Her story, Loch-Caruso says, is a prime example "of the fortune that can be found when things don't work the way you anticipated."
By his own admission, SPH toxicologist Rudy Richardson "kind of fell out of my chair" when early last year he stumbled on a Japanese research study showing that chlorine dioxide, a chemical compound commonly used in water treatment and bleaching, oxidizes a specific amino acid in the hemagglutinin protein of the human influenza virus H1N1. "It was one of those ah, ha! moments," Richardson says eagerly.
That's because the findings were unexpected. Scientists have long known that disinfectants like chlorine dioxide can inactivate viruses, "but we thought it was indiscriminate," he says. "And we knew little about how it happened." The Japanese study - which Richardson found by chance while searching for material to help one of his students with her work - showed that chlorine dioxide is actually highly selective in this case. It inactivates hemagglutinin, which is found on the surface of influenza viruses, "probably by disrupting the protein's binding to recognition sites on human cells." The findings alter "our fundamental understanding of protein oxidation," Richardson explains, and could have far-reaching implications for both infectious- disease prevention and oxidative stress, a process scientists have yet to understand at the molecular level. Oxidative stress is implicated in many diseases associated with aging, among them Alzheimer's and Parkinson's.

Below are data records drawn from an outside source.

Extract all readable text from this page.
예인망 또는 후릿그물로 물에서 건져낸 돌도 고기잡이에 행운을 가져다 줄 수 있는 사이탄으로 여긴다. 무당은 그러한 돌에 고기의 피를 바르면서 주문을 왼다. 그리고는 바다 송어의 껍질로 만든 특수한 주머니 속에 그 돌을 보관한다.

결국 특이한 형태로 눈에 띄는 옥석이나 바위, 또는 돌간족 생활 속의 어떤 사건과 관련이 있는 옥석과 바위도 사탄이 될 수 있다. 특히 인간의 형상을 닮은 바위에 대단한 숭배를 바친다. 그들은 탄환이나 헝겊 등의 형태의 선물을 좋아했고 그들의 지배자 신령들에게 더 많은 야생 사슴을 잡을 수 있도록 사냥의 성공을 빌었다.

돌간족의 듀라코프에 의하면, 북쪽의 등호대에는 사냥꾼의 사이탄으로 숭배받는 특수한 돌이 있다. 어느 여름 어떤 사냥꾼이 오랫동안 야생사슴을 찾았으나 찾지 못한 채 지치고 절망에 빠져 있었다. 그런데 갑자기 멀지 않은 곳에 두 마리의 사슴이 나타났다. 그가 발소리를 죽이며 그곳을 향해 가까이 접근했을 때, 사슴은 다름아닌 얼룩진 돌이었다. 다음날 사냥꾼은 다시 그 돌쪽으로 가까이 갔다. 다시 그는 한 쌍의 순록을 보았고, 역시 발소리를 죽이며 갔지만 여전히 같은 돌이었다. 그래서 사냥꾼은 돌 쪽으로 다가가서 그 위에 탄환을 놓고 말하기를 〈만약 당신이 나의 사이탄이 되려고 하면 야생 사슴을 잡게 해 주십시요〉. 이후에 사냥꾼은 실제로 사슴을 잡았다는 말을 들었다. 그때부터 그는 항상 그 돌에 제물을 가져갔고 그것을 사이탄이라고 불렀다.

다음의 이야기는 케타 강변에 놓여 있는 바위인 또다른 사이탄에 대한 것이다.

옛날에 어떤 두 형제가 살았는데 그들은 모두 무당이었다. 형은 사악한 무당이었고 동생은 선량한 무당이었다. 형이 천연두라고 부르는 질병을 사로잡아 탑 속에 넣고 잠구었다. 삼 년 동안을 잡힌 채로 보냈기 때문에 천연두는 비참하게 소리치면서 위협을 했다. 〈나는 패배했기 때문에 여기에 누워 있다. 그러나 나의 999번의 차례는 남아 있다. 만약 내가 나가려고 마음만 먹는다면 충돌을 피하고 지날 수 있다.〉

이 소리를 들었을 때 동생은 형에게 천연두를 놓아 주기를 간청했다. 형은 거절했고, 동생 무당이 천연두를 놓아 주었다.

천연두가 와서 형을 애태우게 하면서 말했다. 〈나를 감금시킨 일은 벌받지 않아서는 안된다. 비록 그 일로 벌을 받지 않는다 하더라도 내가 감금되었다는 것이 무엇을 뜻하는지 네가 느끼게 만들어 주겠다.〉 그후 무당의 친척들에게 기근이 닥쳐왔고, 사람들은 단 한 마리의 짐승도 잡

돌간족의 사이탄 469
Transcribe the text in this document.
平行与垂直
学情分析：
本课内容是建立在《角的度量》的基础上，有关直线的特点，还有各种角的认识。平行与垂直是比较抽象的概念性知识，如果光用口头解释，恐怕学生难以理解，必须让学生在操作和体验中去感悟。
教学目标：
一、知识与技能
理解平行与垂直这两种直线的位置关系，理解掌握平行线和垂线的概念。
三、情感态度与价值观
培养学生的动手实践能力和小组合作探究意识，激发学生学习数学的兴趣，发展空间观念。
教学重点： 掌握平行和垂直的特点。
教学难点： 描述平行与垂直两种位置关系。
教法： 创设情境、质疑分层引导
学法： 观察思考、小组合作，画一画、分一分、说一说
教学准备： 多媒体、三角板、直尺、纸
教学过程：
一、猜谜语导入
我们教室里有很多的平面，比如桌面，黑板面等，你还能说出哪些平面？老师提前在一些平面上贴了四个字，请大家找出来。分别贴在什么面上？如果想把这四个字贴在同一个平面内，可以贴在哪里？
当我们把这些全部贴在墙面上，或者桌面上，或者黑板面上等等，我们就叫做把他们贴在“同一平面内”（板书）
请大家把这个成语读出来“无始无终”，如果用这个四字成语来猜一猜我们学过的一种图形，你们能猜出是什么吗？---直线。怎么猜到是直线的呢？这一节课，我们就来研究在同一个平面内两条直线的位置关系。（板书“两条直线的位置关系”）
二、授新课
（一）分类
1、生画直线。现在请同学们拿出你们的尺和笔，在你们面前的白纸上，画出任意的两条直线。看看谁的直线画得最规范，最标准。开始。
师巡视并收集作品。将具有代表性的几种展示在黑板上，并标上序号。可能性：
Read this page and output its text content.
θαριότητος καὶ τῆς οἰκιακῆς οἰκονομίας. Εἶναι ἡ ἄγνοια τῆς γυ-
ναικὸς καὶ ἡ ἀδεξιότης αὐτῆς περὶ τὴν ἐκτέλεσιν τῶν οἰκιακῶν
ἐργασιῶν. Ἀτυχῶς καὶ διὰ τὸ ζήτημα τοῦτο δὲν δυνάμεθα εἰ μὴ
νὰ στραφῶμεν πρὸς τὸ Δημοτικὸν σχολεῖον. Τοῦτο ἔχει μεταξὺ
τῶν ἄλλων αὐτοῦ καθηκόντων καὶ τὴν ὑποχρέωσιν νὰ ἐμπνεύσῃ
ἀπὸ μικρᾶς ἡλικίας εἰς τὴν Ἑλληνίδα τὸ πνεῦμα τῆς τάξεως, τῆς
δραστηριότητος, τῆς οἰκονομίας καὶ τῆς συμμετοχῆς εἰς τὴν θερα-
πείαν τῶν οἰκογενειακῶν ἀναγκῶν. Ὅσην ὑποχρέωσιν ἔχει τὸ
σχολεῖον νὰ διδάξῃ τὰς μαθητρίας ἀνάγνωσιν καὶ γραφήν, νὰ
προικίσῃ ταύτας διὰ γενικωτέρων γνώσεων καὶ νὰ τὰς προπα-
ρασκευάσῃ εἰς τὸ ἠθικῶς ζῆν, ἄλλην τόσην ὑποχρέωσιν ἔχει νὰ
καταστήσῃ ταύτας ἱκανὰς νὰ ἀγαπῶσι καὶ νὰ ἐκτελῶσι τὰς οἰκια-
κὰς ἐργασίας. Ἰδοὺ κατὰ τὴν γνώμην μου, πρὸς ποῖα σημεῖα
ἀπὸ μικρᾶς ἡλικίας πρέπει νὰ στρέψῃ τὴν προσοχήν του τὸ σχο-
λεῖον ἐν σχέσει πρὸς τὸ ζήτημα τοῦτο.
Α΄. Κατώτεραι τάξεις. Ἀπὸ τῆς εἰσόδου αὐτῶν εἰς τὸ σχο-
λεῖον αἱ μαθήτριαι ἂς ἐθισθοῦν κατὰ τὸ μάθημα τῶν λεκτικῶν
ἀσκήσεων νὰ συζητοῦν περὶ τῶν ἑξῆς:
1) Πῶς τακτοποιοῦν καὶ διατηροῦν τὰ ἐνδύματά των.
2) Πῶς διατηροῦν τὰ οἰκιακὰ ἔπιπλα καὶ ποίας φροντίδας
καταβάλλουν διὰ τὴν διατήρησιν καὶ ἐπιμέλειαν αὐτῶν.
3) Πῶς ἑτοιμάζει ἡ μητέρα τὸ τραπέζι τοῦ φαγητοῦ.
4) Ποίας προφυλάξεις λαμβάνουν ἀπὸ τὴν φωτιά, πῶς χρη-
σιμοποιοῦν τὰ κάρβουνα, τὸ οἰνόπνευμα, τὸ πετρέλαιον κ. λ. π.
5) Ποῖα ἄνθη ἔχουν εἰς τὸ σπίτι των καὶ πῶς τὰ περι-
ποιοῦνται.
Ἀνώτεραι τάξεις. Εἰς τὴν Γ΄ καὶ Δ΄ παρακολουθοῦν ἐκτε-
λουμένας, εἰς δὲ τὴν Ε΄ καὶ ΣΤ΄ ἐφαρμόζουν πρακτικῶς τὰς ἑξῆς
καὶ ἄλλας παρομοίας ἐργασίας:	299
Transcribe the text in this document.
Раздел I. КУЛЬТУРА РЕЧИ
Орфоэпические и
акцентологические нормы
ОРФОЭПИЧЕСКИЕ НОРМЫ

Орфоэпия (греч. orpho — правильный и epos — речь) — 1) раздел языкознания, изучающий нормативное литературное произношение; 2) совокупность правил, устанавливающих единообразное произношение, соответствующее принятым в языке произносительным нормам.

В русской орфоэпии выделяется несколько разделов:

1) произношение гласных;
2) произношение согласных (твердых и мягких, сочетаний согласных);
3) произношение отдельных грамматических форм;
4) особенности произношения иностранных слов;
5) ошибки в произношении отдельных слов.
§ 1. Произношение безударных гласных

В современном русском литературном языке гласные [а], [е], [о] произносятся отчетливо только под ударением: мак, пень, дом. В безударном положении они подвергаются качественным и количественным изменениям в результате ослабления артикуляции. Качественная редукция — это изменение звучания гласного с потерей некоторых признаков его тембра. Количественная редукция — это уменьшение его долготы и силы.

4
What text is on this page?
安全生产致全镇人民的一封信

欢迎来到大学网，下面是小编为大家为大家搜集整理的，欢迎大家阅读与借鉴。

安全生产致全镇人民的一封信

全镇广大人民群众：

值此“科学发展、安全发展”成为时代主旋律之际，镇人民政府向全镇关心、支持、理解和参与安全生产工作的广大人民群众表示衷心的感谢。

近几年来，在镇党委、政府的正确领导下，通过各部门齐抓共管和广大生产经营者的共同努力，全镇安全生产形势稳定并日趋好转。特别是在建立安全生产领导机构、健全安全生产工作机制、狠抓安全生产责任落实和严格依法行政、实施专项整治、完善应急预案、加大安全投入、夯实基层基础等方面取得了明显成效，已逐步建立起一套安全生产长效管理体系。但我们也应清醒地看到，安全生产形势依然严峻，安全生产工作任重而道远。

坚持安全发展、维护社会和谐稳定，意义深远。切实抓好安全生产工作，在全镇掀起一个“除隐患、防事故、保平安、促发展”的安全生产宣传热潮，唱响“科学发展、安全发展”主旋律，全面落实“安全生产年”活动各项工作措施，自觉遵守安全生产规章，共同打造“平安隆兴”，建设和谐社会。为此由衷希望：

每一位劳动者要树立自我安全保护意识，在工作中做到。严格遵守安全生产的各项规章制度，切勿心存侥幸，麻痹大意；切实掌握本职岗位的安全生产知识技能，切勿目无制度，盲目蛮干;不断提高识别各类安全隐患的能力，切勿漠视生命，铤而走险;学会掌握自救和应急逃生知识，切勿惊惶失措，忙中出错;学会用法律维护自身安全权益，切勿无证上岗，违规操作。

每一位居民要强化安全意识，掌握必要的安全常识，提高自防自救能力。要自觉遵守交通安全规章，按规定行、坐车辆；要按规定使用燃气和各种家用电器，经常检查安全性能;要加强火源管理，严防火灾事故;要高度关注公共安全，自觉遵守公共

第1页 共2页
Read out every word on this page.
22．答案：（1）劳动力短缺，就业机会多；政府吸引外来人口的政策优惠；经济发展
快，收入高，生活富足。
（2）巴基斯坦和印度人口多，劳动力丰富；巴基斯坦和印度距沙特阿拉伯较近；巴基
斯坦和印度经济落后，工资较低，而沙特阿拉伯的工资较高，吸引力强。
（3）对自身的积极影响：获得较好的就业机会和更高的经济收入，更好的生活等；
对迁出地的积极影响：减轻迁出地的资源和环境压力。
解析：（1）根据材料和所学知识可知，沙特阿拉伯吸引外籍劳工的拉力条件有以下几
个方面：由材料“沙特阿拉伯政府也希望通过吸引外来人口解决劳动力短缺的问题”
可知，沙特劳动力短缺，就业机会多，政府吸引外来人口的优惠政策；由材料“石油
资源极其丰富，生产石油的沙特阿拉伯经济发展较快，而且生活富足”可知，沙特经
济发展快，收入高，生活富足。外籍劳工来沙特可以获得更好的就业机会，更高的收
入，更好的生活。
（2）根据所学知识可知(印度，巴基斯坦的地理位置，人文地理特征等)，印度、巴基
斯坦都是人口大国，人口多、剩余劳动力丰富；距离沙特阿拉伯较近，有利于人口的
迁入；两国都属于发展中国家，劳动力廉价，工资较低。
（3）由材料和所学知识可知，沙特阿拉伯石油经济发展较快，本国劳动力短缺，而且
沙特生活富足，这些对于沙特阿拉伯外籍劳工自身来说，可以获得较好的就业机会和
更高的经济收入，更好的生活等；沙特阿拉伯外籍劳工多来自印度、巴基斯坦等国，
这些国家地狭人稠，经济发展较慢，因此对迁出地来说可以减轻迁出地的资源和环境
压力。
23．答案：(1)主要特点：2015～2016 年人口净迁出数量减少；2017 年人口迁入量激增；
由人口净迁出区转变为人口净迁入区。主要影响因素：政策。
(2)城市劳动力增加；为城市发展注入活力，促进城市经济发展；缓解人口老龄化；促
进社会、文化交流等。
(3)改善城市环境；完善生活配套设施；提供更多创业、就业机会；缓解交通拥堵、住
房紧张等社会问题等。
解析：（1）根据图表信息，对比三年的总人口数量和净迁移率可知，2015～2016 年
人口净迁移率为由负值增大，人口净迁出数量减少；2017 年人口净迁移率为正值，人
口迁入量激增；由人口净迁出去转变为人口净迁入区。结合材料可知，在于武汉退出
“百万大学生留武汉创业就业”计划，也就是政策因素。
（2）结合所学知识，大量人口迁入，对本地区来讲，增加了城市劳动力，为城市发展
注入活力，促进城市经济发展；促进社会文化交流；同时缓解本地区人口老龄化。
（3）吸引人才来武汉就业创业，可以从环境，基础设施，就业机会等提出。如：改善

Richardson is now using computational approaches to model protein oxidation in an effort to discover how and why this "selectivity happens with chlorine dioxide. If we can figure that out, we may be able to design other ways of inactivating viruses." He thinks his research could lead to new anti-influenza drugs, which could in turn lead to the development of other antivirals, including drugs to combat norovirus and the common cold.
"Virology is not my thing," he admits, "but I find myself more excited about this than any other area of my research." He credits the Japanese study with having "unlocked the door. It's an example of how, by looking at the same thing other scientists have observed, but in a different way, you can come up with something completely new." Richardson is collaborating with Christian Lastoskie, an associate professor in the U-M Department of Civil and Environmental Engineering, and U-M engineering doctoral student Margaret Reuter.